Julien Reitzenstein schreibt am 19.1.2024 in DIE WELT: “Einzig Bundestag, Bundesrat und Bundesregierung haben das Recht, ein Parteiverbot beim Bundesverfassungsgericht zu beantragen. Wenn sich aber der Bundeskanzler, die Ministerpräsidenten und Abgeordnete an Demonstrationen für ein Parteiverbot beteiligen, so ist das nicht nur eine offenkundige Ablenkung von der eigenen, zu Protest führenden Politik. Es führt auch zu einer verfassungsrechtlich bedeutsamen Frage: Demonstriert da Olaf Scholz für die Auflösung eines politischen Wettbewerbers seiner Partei – oder demonstriert da der Bundeskanzler als Verfassungsorgan gegen die Existenz einer in einem anderen Verfassungsorgan vertretenen Partei?

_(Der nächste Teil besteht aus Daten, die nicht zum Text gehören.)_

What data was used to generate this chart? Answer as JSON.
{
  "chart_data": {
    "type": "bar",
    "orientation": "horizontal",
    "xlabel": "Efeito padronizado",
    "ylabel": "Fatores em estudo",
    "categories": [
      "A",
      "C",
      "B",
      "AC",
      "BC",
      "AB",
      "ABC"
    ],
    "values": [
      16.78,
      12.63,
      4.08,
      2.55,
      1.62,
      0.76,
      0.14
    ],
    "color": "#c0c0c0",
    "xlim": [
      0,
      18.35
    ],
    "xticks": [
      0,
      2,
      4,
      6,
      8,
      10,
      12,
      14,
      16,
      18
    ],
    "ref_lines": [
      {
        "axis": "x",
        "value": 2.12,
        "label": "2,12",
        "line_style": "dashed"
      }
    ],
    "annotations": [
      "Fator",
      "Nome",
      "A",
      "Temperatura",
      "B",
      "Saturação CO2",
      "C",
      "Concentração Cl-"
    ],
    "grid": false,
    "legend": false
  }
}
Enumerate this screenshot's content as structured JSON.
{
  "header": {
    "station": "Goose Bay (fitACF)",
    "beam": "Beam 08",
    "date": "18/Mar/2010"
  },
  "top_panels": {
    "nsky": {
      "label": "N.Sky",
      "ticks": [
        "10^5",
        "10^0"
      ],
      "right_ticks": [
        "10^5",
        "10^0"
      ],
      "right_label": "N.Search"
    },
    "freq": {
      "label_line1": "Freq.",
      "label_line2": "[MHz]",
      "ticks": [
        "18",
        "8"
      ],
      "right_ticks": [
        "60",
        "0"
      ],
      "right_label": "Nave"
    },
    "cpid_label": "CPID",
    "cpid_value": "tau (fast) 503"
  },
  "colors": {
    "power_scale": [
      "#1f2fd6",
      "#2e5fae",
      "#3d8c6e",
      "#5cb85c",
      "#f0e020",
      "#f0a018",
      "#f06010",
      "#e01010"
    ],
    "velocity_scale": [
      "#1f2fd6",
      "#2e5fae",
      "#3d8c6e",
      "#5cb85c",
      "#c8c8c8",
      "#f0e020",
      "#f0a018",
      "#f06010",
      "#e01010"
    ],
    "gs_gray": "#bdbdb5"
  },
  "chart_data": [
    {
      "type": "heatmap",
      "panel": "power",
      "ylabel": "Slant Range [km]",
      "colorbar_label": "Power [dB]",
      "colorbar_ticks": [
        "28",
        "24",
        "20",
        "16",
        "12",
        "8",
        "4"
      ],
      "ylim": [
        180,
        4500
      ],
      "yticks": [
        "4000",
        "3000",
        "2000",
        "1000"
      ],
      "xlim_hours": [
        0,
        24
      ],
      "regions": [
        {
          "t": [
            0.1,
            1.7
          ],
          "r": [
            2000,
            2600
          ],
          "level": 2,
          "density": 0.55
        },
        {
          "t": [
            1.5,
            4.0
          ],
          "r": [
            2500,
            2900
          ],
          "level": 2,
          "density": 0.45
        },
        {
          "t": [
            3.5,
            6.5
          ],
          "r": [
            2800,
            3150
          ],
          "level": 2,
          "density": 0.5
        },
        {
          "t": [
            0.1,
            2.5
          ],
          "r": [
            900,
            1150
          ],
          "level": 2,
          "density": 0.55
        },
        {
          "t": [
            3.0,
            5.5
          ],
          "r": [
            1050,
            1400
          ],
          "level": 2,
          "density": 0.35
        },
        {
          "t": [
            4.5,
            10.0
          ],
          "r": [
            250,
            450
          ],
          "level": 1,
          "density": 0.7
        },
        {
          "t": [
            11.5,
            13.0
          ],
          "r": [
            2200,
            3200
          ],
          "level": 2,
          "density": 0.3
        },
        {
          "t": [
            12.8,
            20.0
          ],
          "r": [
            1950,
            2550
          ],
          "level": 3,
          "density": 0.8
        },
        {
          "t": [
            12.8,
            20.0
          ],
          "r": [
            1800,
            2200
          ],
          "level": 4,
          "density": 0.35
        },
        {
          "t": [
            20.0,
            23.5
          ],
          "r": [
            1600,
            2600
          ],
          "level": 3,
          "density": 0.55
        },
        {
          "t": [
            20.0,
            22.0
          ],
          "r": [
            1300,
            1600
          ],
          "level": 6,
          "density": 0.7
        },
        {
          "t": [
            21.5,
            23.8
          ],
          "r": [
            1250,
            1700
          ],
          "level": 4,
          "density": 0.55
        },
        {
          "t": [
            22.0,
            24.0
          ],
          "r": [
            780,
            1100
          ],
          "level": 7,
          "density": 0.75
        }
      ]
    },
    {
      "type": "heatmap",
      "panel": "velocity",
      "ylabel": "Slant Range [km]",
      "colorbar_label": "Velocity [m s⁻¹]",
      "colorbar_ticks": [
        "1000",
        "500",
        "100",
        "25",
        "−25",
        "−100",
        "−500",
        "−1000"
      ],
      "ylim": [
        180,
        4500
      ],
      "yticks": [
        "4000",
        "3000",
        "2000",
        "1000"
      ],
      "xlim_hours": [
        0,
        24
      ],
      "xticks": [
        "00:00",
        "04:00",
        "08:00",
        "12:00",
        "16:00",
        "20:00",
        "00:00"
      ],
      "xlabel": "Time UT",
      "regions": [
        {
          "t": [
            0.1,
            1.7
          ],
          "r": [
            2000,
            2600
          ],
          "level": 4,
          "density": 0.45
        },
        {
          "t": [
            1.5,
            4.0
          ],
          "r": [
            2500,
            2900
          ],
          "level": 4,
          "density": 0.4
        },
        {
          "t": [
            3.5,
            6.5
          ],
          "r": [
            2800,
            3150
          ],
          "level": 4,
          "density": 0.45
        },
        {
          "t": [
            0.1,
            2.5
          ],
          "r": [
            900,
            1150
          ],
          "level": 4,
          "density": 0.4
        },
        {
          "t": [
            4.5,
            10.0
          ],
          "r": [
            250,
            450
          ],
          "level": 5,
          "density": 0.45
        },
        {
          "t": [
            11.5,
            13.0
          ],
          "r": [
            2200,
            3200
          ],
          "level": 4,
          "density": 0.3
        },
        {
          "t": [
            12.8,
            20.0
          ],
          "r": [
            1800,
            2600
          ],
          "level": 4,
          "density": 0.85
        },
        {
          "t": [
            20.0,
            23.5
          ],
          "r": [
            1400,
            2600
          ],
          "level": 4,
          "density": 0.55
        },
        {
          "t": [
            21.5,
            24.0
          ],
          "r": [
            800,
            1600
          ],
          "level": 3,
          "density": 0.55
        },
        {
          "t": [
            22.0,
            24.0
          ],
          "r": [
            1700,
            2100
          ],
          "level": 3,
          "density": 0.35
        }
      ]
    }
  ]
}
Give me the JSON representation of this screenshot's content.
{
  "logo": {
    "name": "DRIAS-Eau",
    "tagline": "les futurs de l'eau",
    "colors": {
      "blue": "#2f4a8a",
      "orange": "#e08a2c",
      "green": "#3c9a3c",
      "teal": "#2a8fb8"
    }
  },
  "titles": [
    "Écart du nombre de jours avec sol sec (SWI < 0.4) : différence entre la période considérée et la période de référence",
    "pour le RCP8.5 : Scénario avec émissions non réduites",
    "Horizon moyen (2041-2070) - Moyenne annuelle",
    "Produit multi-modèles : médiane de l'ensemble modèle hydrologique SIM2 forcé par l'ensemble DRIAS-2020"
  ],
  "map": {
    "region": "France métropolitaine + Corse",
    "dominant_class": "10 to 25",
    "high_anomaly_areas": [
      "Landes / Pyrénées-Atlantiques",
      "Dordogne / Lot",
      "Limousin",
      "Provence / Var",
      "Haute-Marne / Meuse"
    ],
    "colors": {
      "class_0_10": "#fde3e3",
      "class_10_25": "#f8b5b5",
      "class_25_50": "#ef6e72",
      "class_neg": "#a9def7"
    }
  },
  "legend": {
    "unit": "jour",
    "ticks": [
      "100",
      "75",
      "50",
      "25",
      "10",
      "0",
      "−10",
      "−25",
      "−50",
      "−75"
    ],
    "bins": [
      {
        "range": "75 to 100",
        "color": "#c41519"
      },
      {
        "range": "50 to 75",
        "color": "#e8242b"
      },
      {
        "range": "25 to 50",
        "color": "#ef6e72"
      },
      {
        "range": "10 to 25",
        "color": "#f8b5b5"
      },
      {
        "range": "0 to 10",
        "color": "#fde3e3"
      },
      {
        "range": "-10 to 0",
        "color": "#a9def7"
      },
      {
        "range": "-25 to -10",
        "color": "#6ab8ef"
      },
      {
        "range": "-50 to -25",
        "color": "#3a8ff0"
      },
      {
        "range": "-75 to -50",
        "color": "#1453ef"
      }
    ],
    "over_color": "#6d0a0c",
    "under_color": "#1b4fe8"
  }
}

Er schreibt weiter: “Wenn die Politik Weimarer Verhältnisse vermeiden will, sollte sie statt immer neuer Bevormundungen vertrauensvoll Freiheit gewähren. Wer aber notwendige Debatten unterbindet, weil diese „Wasser auf die Mühlen“ von Wettbewerbern wären, verspielt das Vertrauen der Mehrheit in die freiheitlich-demokratische Grundordnung. Deren Feinde warten schon vor allen Toren auf diesen Moment.”

Dem letzten Satz ist wenig hinzuzufügen. Die Lage ist also ernst und prekär, die Mittel begrenzt.